More than 150 opposite-sex couples formed civil partnerships on the first day they were legally able to do so, figures show.
There were 167 opposite-sex civil partnerships formed on 31 December 2019 in England and Wales, the Office for National Statistics (ONS) said.
This was the first day it was possible to do so after legislation extended civil partnership rights to opposite-sex couples.
It is the first time civil partnership statistics for England and Wales in 2019 have been published.
The ONS said it expects to see the overall number of civil partnerships rise as more opposite-sex couples choose this option.
The number of same-sex civil partnerships fell in 2014 and 2015 following the introduction of same-sex marriages in March 2014 and has remained stable since then.
More men than women have formed civil partnerships each year since then, likely a consequence of more female couples choosing to marry.

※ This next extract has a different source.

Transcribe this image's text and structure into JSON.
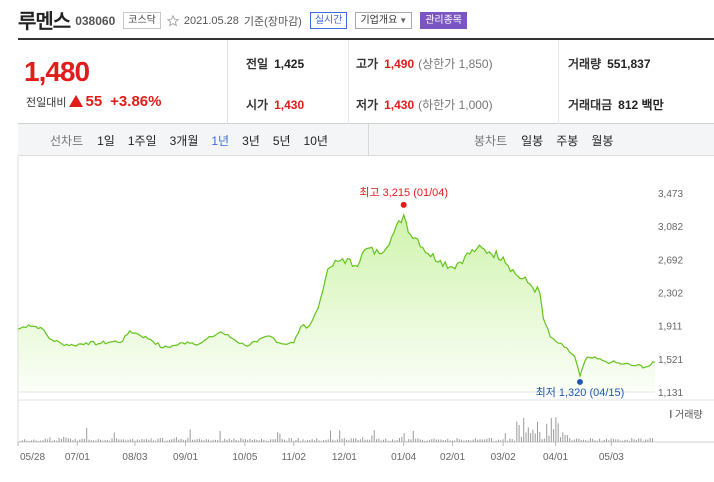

Over 2019, there were 994 same-sex civil partnerships formed – up 4% from 956 the previous year.
The ONS said the annual increase was driven by a 15% rise in the number of female partnerships.
More than half (61%) involved men, half of those entering into civil partnerships were aged 50 and over, and nearly a fifth (19%) were aged 65 and over.
Around three-quarters of the same sex civil partnerships formed in 2019 involved partners who had not previously entered into a marriage or civil partnership.
Over the year, 916 civil partnerships were dissolved – a fall of 30% from 1,313 dissolutions in 2016.
The decrease is likely to be a consequence of many same-sex couples choosing to marry or convert their existing partnership into a marriage.